C’est en lisant un petit livre d’Albert Espinosa que cette pensée m’est
venue.
En voyant mourir un être proche nous perdons une partie de l’enfant
que nous sommes, ou une partie de l’enfant qui reste en nous. Chaque décès est
la preuve matérielle que rien, ni personne n’est immuable ou éternel. Notre
raison le savait depuis longtemps mais notre âme d’enfant ne veut ou ne voulait
pas l’admettre. Nous sommes surement nombreux, qui même la quarantaine
passée, voulons garder ce rêve d’éternité
en refusant de voir mourir ou vieillir nos parents.
Je me souviens des pleurs de M devant les faiblesses de sa grand-mère.
Faiblesses bien compréhensible et encore moins étonnante pour une dame de 90
ans.
Je me souviens aussi de la réaction irrationnelle et démesurée de
Caroline à la mort de sa jument.

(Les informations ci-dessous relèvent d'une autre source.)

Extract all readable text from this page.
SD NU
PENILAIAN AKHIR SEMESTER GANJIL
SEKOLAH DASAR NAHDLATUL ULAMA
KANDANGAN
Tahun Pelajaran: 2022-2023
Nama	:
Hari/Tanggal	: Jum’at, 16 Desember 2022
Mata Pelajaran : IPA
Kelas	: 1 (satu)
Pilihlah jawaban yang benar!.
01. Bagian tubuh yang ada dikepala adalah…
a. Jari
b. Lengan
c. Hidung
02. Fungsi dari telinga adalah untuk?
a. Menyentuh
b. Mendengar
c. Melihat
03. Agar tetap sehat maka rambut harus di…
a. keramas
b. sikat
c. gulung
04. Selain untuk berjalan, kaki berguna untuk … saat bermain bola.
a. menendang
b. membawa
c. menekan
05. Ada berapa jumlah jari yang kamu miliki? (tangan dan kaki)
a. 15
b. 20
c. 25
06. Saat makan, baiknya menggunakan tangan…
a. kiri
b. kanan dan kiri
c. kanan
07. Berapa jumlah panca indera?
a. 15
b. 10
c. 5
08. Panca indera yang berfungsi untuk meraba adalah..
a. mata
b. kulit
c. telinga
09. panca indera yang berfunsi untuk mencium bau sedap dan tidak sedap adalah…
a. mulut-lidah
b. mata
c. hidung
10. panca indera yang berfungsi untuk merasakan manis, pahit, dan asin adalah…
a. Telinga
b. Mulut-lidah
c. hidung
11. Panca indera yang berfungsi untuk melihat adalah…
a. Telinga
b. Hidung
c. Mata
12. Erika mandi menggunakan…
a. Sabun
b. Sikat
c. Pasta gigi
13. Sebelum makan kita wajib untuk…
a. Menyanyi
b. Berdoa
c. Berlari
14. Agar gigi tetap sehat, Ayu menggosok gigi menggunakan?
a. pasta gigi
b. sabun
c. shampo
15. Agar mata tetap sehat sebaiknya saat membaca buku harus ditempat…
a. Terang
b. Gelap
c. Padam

Jument qui était malade depuis de longs mois.
L’une comme l’autre perdait une pierre de ce rempart d’amour et d’affection
qu’elles s’étaient bâtis contre la mort inéluctable de leurs rêves, de leurs jeunesses
et de leurs vies.
La disparition de nos grands parents, et ensuite celle de nos
parents sont comme les chutes des digues. Ces digues qui nous permettaient de
rester encore un peu des enfants. Un peu comme des lignes soldats pendant les guerres
napoléoniennes, si vous voyez le soldat qui était devant tombé, vous savez que la
prochaine balle a de fortes chances d’être pour vous. Ainsi il en va de chaque
décès, il vous fait perdre une attache, un bouclier, un bout d’enfance, et un
bout de notre sentiment d’éternité.
Pour ma part je ne pleure plus depuis longtemps lors d’un décès ou
pendant un enterrement. Surement parce que j’y ai été confronté très tôt dans
mon enfance. J’ai connu la mort avant de connaitre le mot et de pouvoir
réaliser ce que c’était. Avant mes 18 ans j’avais déjà perdu, mon père, deux sœurs,
et trois de mes grands parents. Ma jeunesse et mon adolescence ont été ainsi ponctuées
par les naissances et les décès. A 40 ans il me restait, ma mère, un oncle, et
trois tantes, et comme les soldats d’antan, j’attends la prochaine balle qui
risque d’être pour moi. Si cette balle peut encore protéger mes enfants je l’accepte
avec joie.
Enfin, je me suis promis, après le décès de ma sœur aînée, de ne
plus jamais assister à un enterrement ou n’importe qu’elle cérémonie, car je ne
peux m’empêcher de me poser la question de savoir si les pleurs sont pour le
défunt ou seulement et égoïstement pour la perte de nos illusions et de nos rêves.